Cognitive interviewing: verbal data in the design and pretesting of questionnaires

Authors



Jonathan Drennan,
School of Nursing and Midwifery,
University College Dublin,
Ballsbridge Campus,
Shelbourne Road,
Dublin 4,
Ireland.
E-mail: jonathan.drennan@ucd.ie

Abstract

Purpose. The purpose of this paper is to discuss problems that occur in questionnaire responses and how cognitive interviewing can be used to identify problematic questions prior to using the questionnaire in the field.

Background. Questionnaire design involves developing wording that is clear, unambiguous and permits respondents successfully to answer the question that is asked. However, a number of problems in relation to respondents' understanding and successfully completing questionnaires have been identified. Cognitive interviewing, an amalgamation of cognitive psychology and survey methodology, has been developed to identify problematic questions that may elicit response error. The overall aim is to use cognitive theory to understand how respondents perceive and interpret questions and to identify potential problems that may arise in prospective survey questionnaires.

Methods. A literature review is used to examine the process of questionnaire design and how cognitive interviewing can be used to reduce sampling error and increase questionnaire response rates.

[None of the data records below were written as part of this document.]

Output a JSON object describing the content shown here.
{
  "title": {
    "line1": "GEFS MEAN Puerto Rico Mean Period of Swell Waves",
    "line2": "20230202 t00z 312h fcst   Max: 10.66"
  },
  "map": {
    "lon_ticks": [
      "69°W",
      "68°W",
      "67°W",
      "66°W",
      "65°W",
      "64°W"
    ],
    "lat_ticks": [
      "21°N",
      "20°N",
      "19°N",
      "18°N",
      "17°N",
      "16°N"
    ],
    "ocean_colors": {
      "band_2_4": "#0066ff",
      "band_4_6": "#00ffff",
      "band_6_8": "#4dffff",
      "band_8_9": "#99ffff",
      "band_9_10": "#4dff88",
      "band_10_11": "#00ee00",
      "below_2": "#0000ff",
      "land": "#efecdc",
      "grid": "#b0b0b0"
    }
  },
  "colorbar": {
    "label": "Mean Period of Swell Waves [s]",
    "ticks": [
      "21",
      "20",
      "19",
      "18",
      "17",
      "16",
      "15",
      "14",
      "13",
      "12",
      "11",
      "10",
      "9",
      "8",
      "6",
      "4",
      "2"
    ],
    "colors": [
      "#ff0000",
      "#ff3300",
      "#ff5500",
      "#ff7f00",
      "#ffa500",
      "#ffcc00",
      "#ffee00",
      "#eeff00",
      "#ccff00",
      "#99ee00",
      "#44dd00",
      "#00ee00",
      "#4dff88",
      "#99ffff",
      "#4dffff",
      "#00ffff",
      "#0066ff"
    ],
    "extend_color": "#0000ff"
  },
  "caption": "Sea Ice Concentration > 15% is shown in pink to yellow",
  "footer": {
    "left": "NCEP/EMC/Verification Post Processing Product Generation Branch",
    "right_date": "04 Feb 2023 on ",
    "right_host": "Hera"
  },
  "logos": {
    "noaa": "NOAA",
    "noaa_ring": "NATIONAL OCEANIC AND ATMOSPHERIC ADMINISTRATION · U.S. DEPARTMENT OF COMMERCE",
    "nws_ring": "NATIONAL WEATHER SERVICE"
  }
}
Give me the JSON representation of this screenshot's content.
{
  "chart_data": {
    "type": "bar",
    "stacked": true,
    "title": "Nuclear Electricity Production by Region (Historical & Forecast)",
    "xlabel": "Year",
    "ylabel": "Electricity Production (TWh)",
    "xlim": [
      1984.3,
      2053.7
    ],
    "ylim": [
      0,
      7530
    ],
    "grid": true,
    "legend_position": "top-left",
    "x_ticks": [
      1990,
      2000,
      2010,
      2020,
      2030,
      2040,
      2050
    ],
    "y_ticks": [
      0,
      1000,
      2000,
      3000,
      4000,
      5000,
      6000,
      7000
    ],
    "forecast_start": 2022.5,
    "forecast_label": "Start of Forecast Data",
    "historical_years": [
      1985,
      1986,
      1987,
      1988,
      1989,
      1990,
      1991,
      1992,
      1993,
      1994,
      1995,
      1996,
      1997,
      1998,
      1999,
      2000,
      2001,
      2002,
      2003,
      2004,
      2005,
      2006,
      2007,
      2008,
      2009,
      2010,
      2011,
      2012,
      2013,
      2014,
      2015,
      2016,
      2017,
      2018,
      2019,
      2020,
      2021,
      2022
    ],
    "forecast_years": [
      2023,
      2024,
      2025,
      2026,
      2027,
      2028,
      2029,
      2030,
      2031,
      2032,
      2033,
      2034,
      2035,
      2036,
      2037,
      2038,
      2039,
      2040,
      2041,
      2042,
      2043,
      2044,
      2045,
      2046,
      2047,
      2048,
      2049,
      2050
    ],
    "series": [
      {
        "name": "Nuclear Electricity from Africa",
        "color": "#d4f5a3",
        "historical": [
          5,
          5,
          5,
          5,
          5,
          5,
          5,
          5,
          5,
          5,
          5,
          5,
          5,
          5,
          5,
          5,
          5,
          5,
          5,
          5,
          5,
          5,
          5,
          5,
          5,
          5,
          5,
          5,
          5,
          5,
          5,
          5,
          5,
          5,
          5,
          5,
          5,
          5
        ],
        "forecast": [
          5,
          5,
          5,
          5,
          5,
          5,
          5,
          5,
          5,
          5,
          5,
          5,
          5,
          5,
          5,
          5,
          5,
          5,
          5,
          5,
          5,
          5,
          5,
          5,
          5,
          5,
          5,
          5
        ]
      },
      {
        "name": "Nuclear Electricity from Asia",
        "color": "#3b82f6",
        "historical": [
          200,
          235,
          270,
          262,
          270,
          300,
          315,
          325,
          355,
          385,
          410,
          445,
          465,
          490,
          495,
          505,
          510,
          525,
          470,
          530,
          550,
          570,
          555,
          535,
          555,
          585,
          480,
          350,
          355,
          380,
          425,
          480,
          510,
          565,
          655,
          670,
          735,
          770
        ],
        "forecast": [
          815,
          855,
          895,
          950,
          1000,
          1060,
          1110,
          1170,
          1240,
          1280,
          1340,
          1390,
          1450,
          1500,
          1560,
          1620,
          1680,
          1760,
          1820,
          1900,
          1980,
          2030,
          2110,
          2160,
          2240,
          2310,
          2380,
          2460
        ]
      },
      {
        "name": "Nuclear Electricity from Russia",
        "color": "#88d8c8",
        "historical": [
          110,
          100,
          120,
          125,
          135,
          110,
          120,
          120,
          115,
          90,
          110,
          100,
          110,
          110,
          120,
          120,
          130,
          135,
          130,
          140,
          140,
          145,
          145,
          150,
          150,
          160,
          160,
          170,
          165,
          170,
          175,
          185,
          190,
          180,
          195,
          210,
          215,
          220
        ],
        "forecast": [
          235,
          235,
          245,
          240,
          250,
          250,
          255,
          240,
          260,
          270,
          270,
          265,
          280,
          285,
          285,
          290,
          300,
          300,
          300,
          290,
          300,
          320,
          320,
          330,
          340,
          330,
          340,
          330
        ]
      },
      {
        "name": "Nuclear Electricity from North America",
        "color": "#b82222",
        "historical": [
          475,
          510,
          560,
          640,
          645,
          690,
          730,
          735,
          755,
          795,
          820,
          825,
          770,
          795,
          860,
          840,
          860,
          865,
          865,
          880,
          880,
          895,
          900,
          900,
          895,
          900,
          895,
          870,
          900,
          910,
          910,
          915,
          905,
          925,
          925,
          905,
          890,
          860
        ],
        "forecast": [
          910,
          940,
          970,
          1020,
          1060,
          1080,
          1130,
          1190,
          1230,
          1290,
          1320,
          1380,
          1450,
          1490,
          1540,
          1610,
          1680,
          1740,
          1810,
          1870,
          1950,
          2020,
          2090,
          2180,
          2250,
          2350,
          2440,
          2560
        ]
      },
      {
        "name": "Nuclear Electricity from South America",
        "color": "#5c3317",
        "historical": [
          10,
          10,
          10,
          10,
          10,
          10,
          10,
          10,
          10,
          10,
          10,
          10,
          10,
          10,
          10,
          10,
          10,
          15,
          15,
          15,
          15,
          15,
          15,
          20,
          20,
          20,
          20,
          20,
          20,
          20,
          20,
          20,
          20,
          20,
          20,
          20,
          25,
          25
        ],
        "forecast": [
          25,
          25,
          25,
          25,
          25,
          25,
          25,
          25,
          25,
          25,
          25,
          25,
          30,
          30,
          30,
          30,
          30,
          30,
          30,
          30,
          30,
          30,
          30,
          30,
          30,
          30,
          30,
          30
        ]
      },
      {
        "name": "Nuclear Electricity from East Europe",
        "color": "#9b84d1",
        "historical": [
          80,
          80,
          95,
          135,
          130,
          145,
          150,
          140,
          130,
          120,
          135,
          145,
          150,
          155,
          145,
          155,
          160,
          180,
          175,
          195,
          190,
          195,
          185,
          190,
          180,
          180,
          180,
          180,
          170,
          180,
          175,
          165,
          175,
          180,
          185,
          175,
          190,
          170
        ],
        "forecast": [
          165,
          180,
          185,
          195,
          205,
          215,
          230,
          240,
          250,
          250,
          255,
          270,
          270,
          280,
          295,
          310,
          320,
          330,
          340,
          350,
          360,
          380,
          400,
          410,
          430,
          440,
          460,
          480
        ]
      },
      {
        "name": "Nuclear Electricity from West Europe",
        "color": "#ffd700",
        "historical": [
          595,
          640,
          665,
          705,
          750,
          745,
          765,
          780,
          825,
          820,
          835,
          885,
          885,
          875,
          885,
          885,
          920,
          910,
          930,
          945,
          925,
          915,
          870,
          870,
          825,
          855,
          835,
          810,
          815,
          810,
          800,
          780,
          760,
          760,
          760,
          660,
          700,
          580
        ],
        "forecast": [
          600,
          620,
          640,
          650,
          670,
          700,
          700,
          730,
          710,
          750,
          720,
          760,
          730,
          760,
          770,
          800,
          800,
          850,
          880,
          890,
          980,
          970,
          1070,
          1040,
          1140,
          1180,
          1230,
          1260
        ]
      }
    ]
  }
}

Findings. Cognitive interviewing involves interviewers asking survey respondents to think out loud as they go through a survey questionnaire and tell them everything they are thinking. This allows understanding of the questionnaire from the respondents' perspective rather than that of the researchers. Cognitive interviews have been used in a number of areas in health care research to pretest and validate questionnaires and to ensure high response rates. Interviewing has been found to be highly effective in developing questionnaires for age specific groups (children and adolescents) and in ascertaining respondents' understanding in health surveys prior to distribution. However, cognitive interviews have been criticized for being overly subjective and artificial.

Conclusion: Cognitive interviews are a positive addition to current methods of pretesting questionnaires prior to distribution to the sample. They are most valuable in pretesting questions that are complex, where questions are sensitive and intrusive and for specific groups for whom questionnaire completion may pose particular difficulties.